ONC committee recommends menu options in lieu of core for Stage 3 meaningful use

Date: 05.15.2013 | Zach Urbina">Zach Urbina

In recommendations on stage 3 meaningful use, the Office of the National Coordinator’s Health IT Standards Committee is urging ONC leaders to lean towards menu options and certification for use cases rather than core requirements, and to especially keep in mind that standards for a variety of clinical procedures are still evolving.

Standards committee vice chair and Beth Israel Deaconess Medical Center CIO John Halamka said their main concern was ensuring stage 3’s aspirations could be met practically, given current standard maturity and implementation trends.

Presenting the standards committee’s comments on several dozen meaningful use objectives to the Health IT Policy Committee, Halamka said that although the ONC is making progress in the Health eDecisions Initiative, there aren’t currently standards or technologies that “represent knowledge/rules and enable their automated incorporation into EHR workflows.” In other words, standards and interoperability for some functionalities and clinical procedures are still catching up to aspirations.

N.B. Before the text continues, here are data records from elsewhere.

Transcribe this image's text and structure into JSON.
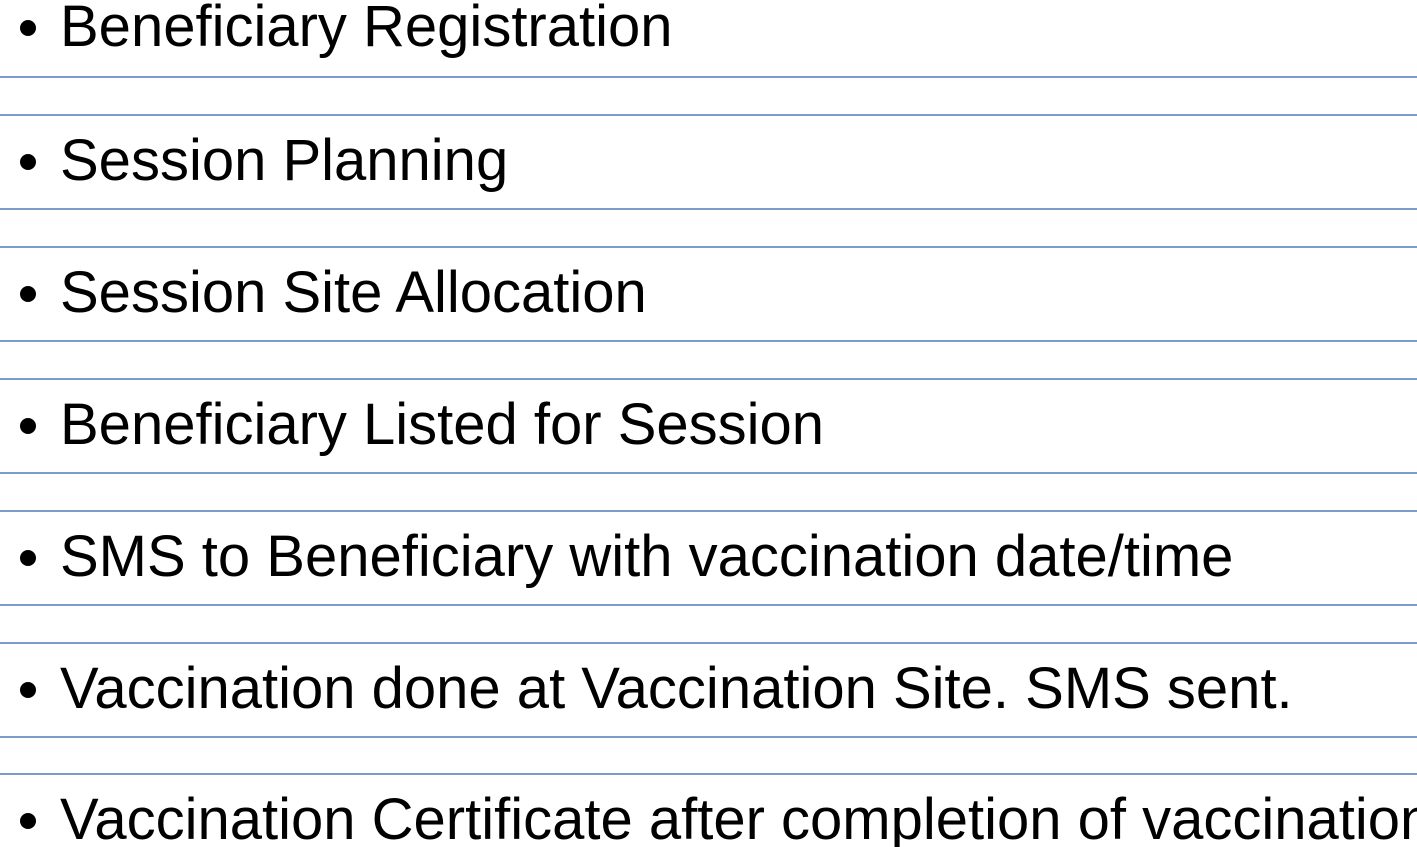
{
  "items": [
    "Beneficiary Registration",
    "Session Planning",
    "Session Site Allocation",
    "Beneficiary Listed for Session",
    "SMS to Beneficiary with vaccination date/time",
    "Vaccination done at Vaccination Site. SMS sent.",
    "Vaccination Certificate after completion of vaccination"
  ],
  "colors": {
    "rule_line": "#7a9cc6",
    "text": "#000000",
    "background": "#ffffff"
  }
}
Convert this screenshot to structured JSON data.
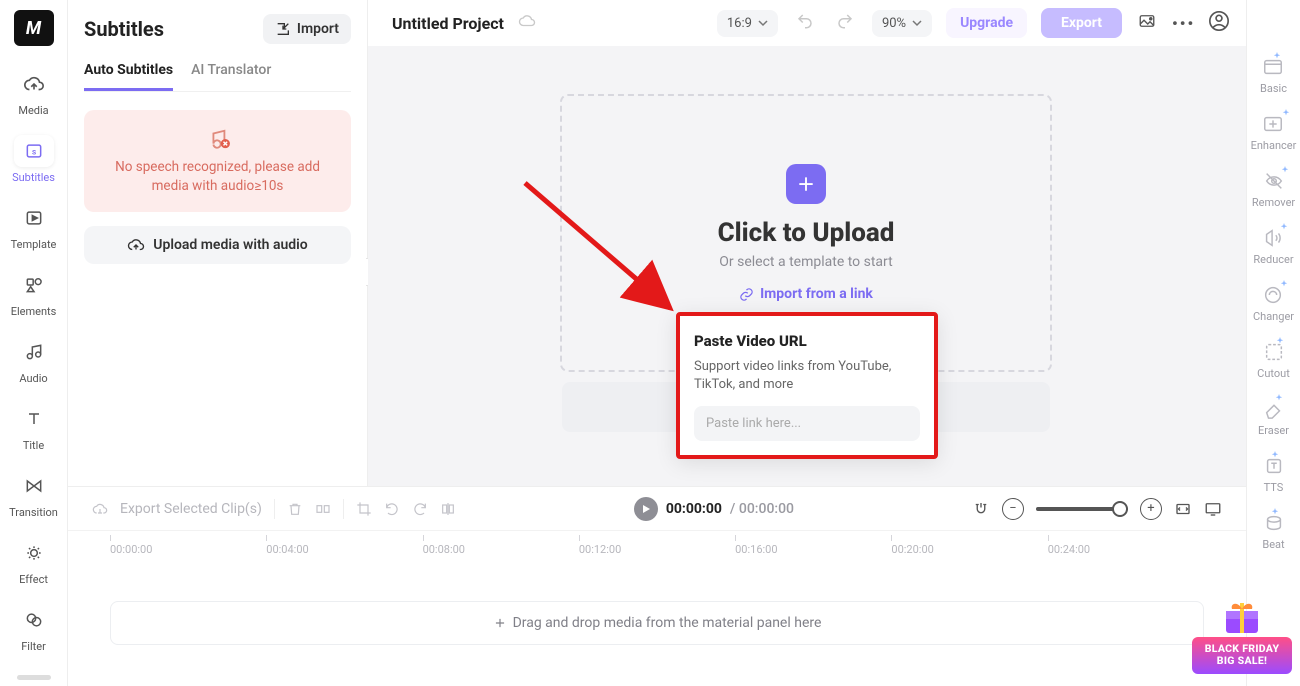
{
  "sidebar": {
    "items": [
      {
        "label": "Media"
      },
      {
        "label": "Subtitles"
      },
      {
        "label": "Template"
      },
      {
        "label": "Elements"
      },
      {
        "label": "Audio"
      },
      {
        "label": "Title"
      },
      {
        "label": "Transition"
      },
      {
        "label": "Effect"
      },
      {
        "label": "Filter"
      }
    ]
  },
  "panel": {
    "title": "Subtitles",
    "import_label": "Import",
    "tabs": [
      {
        "label": "Auto Subtitles"
      },
      {
        "label": "AI Translator"
      }
    ],
    "alert_msg": "No speech recognized, please add media with audio≥10s",
    "upload_label": "Upload media with audio"
  },
  "topbar": {
    "project_title": "Untitled Project",
    "ratio": "16:9",
    "zoom": "90%",
    "upgrade": "Upgrade",
    "export": "Export"
  },
  "drop": {
    "heading": "Click to Upload",
    "sub": "Or select a template to start",
    "import_link": "Import from a link"
  },
  "popover": {
    "title": "Paste Video URL",
    "desc": "Support video links from YouTube, TikTok, and more",
    "placeholder": "Paste link here..."
  },
  "timeline": {
    "export_clip": "Export Selected Clip(s)",
    "current": "00:00:00",
    "total": "00:00:00",
    "ticks": [
      "00:00:00",
      "00:04:00",
      "00:08:00",
      "00:12:00",
      "00:16:00",
      "00:20:00",
      "00:24:00"
    ],
    "track_hint": "Drag and drop media from the material panel here"
  },
  "rrail": {
    "items": [
      {
        "label": "Basic"
      },
      {
        "label": "Enhancer"
      },
      {
        "label": "Remover"
      },
      {
        "label": "Reducer"
      },
      {
        "label": "Changer"
      },
      {
        "label": "Cutout"
      },
      {
        "label": "Eraser"
      },
      {
        "label": "TTS"
      },
      {
        "label": "Beat"
      }
    ]
  },
  "promo": {
    "line1": "BLACK FRIDAY",
    "line2": "BIG SALE!"
  }
}
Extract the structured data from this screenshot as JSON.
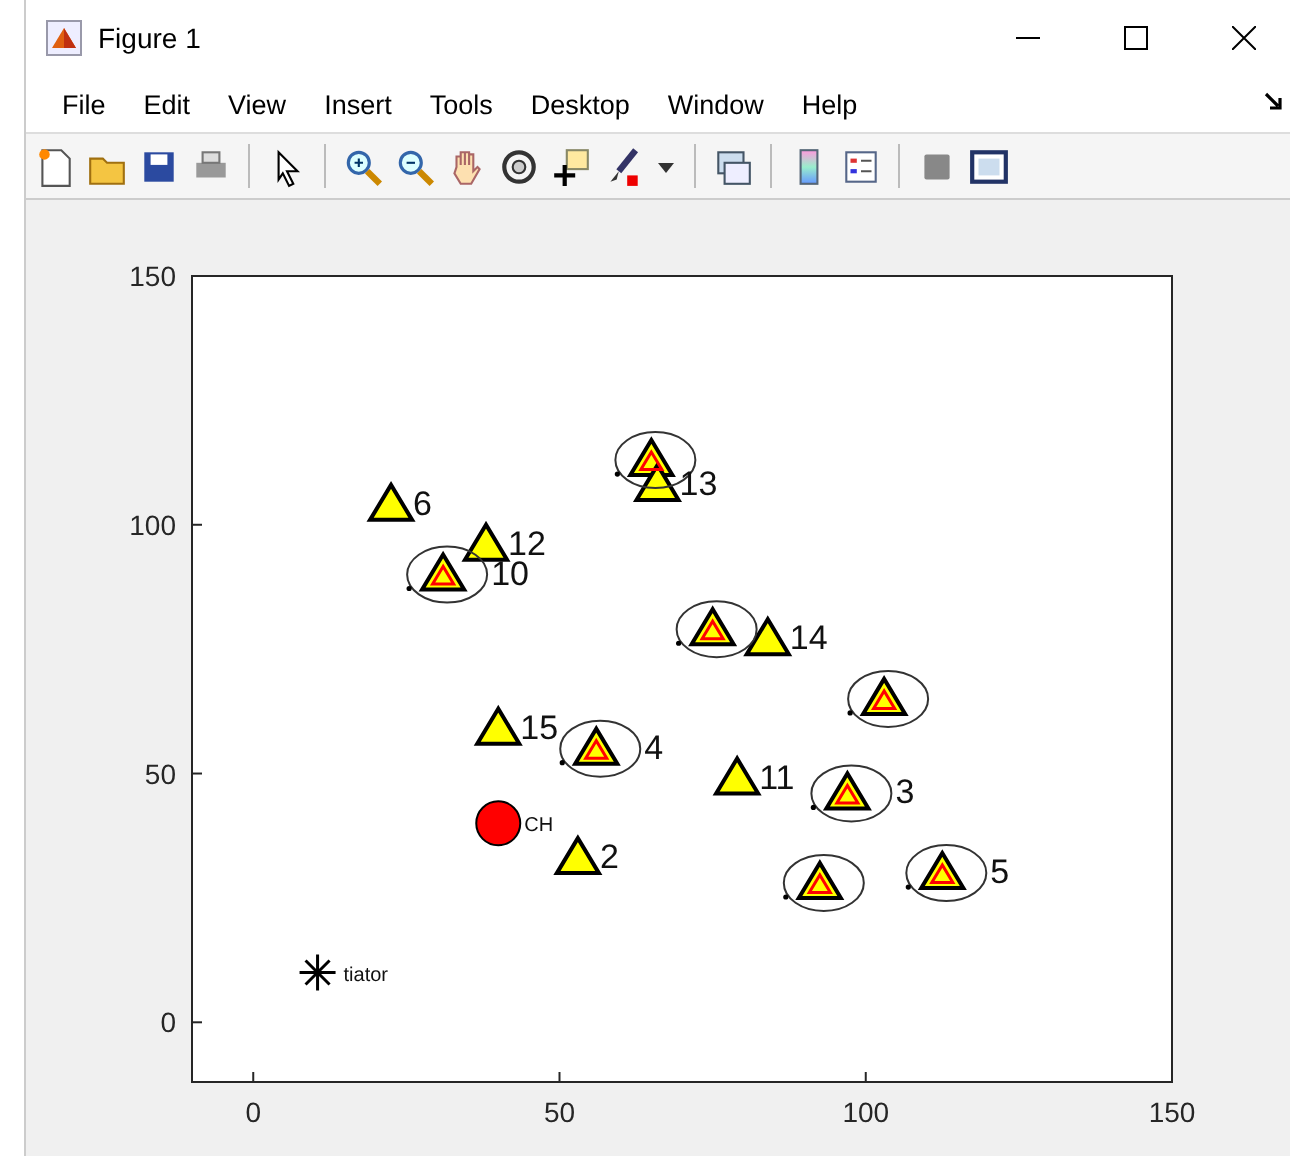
{
  "window": {
    "title": "Figure 1"
  },
  "menu": [
    "File",
    "Edit",
    "View",
    "Insert",
    "Tools",
    "Desktop",
    "Window",
    "Help"
  ],
  "chart_data": {
    "type": "scatter",
    "xlim": [
      -10,
      150
    ],
    "ylim": [
      -12,
      150
    ],
    "xticks": [
      0,
      50,
      100,
      150
    ],
    "yticks": [
      0,
      50,
      100,
      150
    ],
    "series": [
      {
        "color": "#ffff00",
        "x": [
          22.5,
          38,
          31,
          65,
          66,
          75,
          84,
          40,
          56,
          79,
          97,
          103,
          53,
          92.5,
          112.5
        ],
        "values": [
          104,
          96,
          90,
          113,
          108,
          79,
          77,
          59,
          55,
          49,
          46,
          65,
          33,
          28,
          30
        ]
      },
      {
        "color": "#ff0000",
        "x": [
          31,
          65,
          75,
          56,
          97,
          103,
          92.5,
          112.5
        ],
        "values": [
          90,
          113,
          79,
          55,
          46,
          65,
          28,
          30
        ]
      },
      {
        "color": "#ff0000",
        "x": [
          40
        ],
        "values": [
          40
        ]
      },
      {
        "color": "#000000",
        "x": [
          10.5
        ],
        "values": [
          10
        ]
      }
    ],
    "annotations": [
      {
        "text": "6",
        "x": 22.5,
        "y": 104
      },
      {
        "text": "12",
        "x": 38,
        "y": 96
      },
      {
        "text": "10",
        "x": 31,
        "y": 90
      },
      {
        "text": "13",
        "x": 66,
        "y": 108
      },
      {
        "text": "14",
        "x": 84,
        "y": 77
      },
      {
        "text": "15",
        "x": 40,
        "y": 59
      },
      {
        "text": "4",
        "x": 56,
        "y": 55
      },
      {
        "text": "11",
        "x": 79,
        "y": 49
      },
      {
        "text": "3",
        "x": 97,
        "y": 46
      },
      {
        "text": "2",
        "x": 53,
        "y": 33
      },
      {
        "text": "5",
        "x": 112.5,
        "y": 30
      },
      {
        "text": "CH",
        "x": 40,
        "y": 40
      },
      {
        "text": "tiator",
        "x": 10.5,
        "y": 10
      }
    ]
  }
}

here’s currently no EHR vocabulary for describing adverse events or contraindications (factors, like allergies, for withholding a certain treatment), Halamka said. And there’s also no standardization for automation of multiple drug interactions and no way for automated broadcast of rules creating patient medication reconciliation and problem lists.

For the most part, Halamka said, the standards committee agrees with the stage 3 goals, and that meaningful use stage 2 “should be extended with higher thresholds which enable organizations and professionals to consolidate our gains.”

But, as Halamka wrote on his blog at 3:00 am Wednesday, “Given that the country is in the midst of ICD-10, Accountable Care/Healthcare Reform implementation, value-based purchasing, Meaningful Use stage 2, and HIPAA revisions, many clinicians, vendors, and IT professionals are feeling overwhelmed.”